TRIBUNAL DE JUSTIÇA DO ESTADO DO PIAUÍ
ÓRGÃO JULGADOR : 1ª Turma Recursal
RECURSO INOMINADO CÍVEL (460) No 0800860-36.2021.8.18.0169
RECORRENTE: MAINARA PESSOA OLIVEIRA
Advogado(s) do reclamante: ANA PRISCILA ALVES DE SOUSA, LEANDRO MILHOMEM DE SOUSA
RECORRIDO: BELEZA E CIA LTDA - ME
Advogado(s) do reclamado: SEBASTIAO RODRIGUES BARBOSA JUNIOR, CONCEICAO DE MARIA CHAGAS RODRIGUES MELO
RELATOR(A): 3ª Cadeira da 1ª Turma Recursal
EMENTA
RECURSO INOMINADO. AÇÃO DE INDENIZAÇÃO POR DANOS MORAIS. DANOS MORAIS CONFIGURADOS. RECURSO CONHECIDO E IMPROVIDO. SENTENÇA MANTIDA.
RELATÓRIO
Trata-se de AÇÃO DE INDENIZAÇÃO POR DANOS MORAIS, ajuizada por MAINARA PESSOA OLIVEIRA, querendo a condenação da Empresa BELEZA E CIA, em indenização por danos morais.

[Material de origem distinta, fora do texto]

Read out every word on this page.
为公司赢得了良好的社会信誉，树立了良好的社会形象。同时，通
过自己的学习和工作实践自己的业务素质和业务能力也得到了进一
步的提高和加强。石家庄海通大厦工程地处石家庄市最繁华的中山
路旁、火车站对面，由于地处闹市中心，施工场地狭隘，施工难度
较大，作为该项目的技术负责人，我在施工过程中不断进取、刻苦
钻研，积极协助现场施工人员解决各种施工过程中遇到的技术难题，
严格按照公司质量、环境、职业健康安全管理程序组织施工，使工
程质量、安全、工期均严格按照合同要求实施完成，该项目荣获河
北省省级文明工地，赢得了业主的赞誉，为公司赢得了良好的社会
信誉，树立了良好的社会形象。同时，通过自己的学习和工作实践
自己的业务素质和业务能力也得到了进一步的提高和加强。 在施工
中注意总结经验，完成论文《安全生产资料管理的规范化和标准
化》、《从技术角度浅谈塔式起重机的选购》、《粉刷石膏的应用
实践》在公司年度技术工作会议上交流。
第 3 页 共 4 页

Após instrução processual, sobreveio sentença que julgou parcialmente procedente os pedidos, in verbis:
“Diante do exposto, JULGO PARCIALMENTE PROCEDENTE o pedido, nos termos do artigo 487, I do Código de Processo Civil/15 e, por consequente: I - Condeno a requerida BELEZA E CIA LTDA - ME, a pagar as autoras, as Senhoras MAINARA PESSOA OLIVEIRA e ANDRESSA CIBELLE DA CONCEICAO, a título de danos morais, o valor de R$ 8.000,00 ( oito mil reais), que serão pagos na proporção de 50% a cada uma das autoras, considerados os princípios da razoabilidade e proporcionalidade em sua aplicação, com correção monetária e juros de mora a partir da data do arbitramento; II – Indefiro o pedido de justiça gratuita, haja vista não conter aos autos documentos hábeis da hipossuficiência. Sem custas e honorários advocatícios, nos termos do que dispõem os arts. 54 e 55 da Lei nº. 9.099/95.”

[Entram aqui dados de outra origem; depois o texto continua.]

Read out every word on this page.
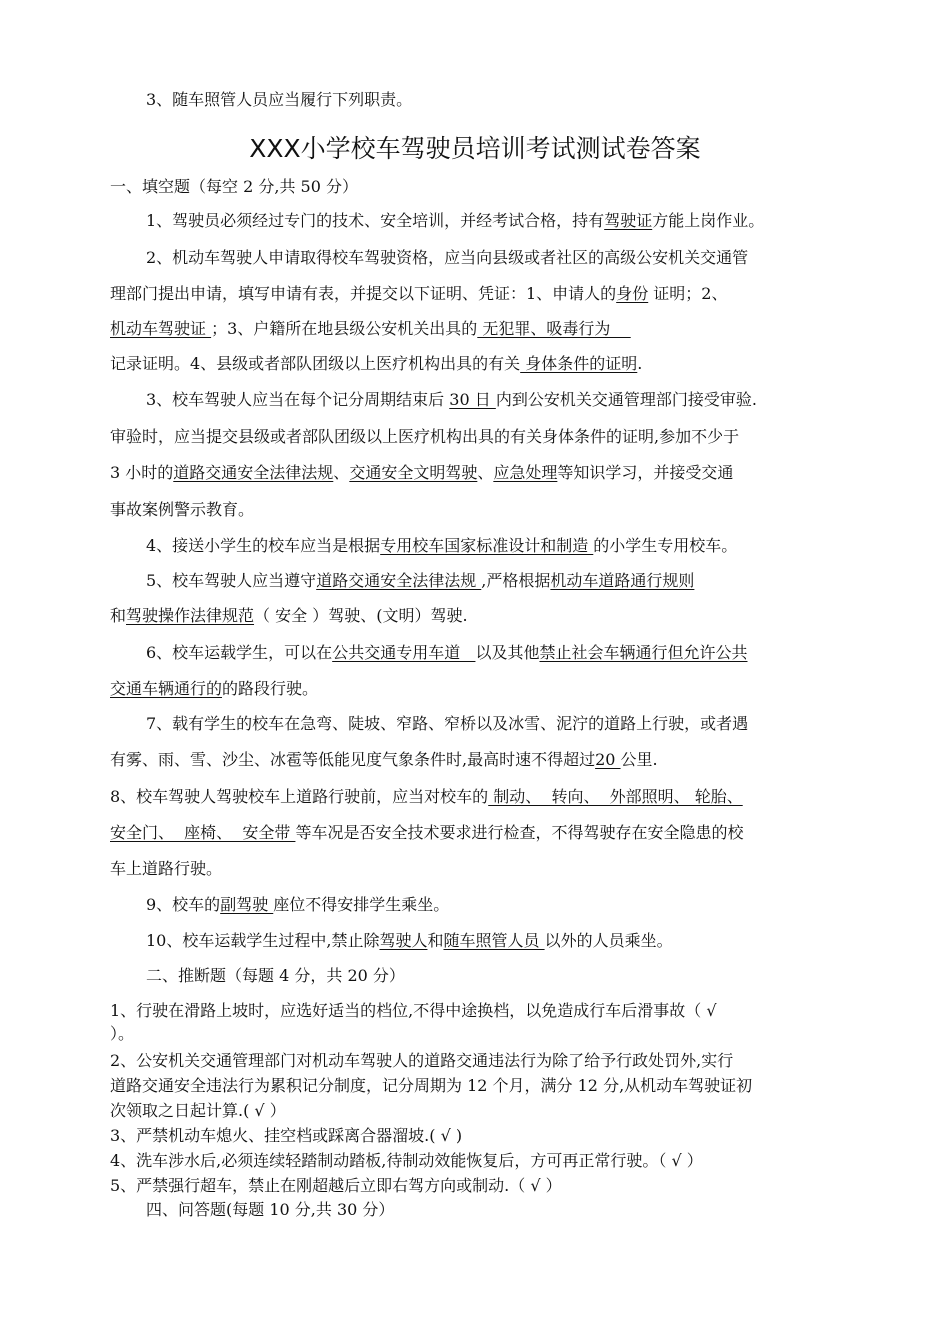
3、随车照管人员应当履行下列职责。
XXX小学校车驾驶员培训考试测试卷答案
一、填空题（每空 2 分,共 50 分）
1、驾驶员必须经过专门的技术、安全培训，并经考试合格，持有驾驶证方能上岗作业。
2、机动车驾驶人申请取得校车驾驶资格，应当向县级或者社区的高级公安机关交通管
理部门提出申请，填写申请有表，并提交以下证明、凭证：1、申请人的身份 证明；2、
机动车驾驶证 ；3、户籍所在地县级公安机关出具的 无犯罪、吸毒行为
记录证明。4、县级或者部队团级以上医疗机构出具的有关 身体条件的证明.
3、校车驾驶人应当在每个记分周期结束后 30 日 内到公安机关交通管理部门接受审验.
审验时，应当提交县级或者部队团级以上医疗机构出具的有关身体条件的证明,参加不少于
3 小时的道路交通安全法律法规、交通安全文明驾驶、应急处理等知识学习，并接受交通
事故案例警示教育。
4、接送小学生的校车应当是根据专用校车国家标准设计和制造 的小学生专用校车。
5、校车驾驶人应当遵守道路交通安全法律法规 ,严格根据机动车道路通行规则
和驾驶操作法律规范（ 安全 ）驾驶、(文明）驾驶.
6、校车运载学生，可以在公共交通专用车道   以及其他禁止社会车辆通行但允许公共
交通车辆通行的的路段行驶。
7、载有学生的校车在急弯、陡坡、窄路、窄桥以及冰雪、泥泞的道路上行驶，或者遇
有雾、雨、雪、沙尘、冰雹等低能见度气象条件时,最高时速不得超过20 公里.
8、校车驾驶人驾驶校车上道路行驶前，应当对校车的 制动、  转向、  外部照明、 轮胎、
安全门、  座椅、  安全带 等车况是否安全技术要求进行检查，不得驾驶存在安全隐患的校
车上道路行驶。
9、校车的副驾驶 座位不得安排学生乘坐。
10、校车运载学生过程中,禁止除驾驶人和随车照管人员 以外的人员乘坐。
二、推断题（每题 4 分，共 20 分）
1、行驶在滑路上坡时，应选好适当的档位,不得中途换档，以免造成行车后滑事故（ √
）。
2、公安机关交通管理部门对机动车驾驶人的道路交通违法行为除了给予行政处罚外,实行
道路交通安全违法行为累积记分制度，记分周期为 12 个月，满分 12 分,从机动车驾驶证初
次领取之日起计算.( √ ）
3、严禁机动车熄火、挂空档或踩离合器溜坡.( √ )
4、洗车涉水后,必须连续轻踏制动踏板,待制动效能恢复后，方可再正常行驶。（ √ ）
5、严禁强行超车，禁止在刚超越后立即右驾方向或制动.（ √ ）
四、问答题(每题 10 分,共 30 分）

Razões do recorrente, em ID. 7884824, aduzindo, em síntese: a inaplicabilidade do código de defesa do consumidor, ausência de dano moral, enriquecimento sem causa, e por fim, requer que sejam julgados procedente os pedidos formulados pela Recorrente no que tange a inexistência de dano moral, bem como, a descaracterização do ônus da prova e não incidência do CDC, reformando integramente a decisão do juiz a quo.

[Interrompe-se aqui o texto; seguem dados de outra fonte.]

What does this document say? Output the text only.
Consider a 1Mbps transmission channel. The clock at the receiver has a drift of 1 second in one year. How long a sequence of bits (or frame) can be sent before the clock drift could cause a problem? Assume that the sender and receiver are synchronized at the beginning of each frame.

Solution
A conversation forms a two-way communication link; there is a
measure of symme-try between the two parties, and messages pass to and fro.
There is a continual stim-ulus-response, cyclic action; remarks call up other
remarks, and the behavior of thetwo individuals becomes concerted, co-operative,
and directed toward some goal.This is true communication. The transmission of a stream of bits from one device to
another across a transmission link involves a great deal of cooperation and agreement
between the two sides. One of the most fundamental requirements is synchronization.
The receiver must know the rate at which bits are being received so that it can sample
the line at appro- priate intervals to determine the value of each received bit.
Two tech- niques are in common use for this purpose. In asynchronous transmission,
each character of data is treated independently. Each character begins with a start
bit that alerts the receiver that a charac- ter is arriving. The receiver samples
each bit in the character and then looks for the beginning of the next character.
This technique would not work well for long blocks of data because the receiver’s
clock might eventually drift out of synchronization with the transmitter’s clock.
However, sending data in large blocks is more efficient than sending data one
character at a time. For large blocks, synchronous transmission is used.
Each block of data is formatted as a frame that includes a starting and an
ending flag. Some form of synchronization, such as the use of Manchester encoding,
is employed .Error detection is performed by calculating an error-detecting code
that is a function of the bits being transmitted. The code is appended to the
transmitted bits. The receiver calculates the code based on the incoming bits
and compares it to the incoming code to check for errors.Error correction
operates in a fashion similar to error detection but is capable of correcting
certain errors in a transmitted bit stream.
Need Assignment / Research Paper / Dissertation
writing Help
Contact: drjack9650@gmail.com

Contrarrazões da parte recorrida (ID nº 7884836) pugnando a manutenção da sentença.
É o relatório sucinto.
VOTO
Presentes os pressupostos de admissibilidade, conheço do recurso.
Após a análise dos argumentos das partes e do acervo probatório existente nos autos, entendo que a sentença recorrida não merece reparos, devendo ser confirmada por seus próprios e jurídicos fundamentos, o que se faz na forma do disposto no artigo 46 da Lei 9.099/95, com os acréscimos constantes da ementa que integra este acórdão.
“Art. 46. O julgamento em segunda instância constará apenas da ata, com a indicação suficiente do processo, fundamentação sucinta e parte dispositiva. Se a sentença for confirmada pelos próprios fundamentos, a súmula do julgamento servirá de acórdão”.
Diante do exposto, NEGO PROVIMENTO ao recurso, mantendo a sentença a quo em todos os seus termos.
Condeno a parte recorrente ao pagamento dos ônus de sucumbência, aos quais arbitro em 10% do valor da causa atualizado.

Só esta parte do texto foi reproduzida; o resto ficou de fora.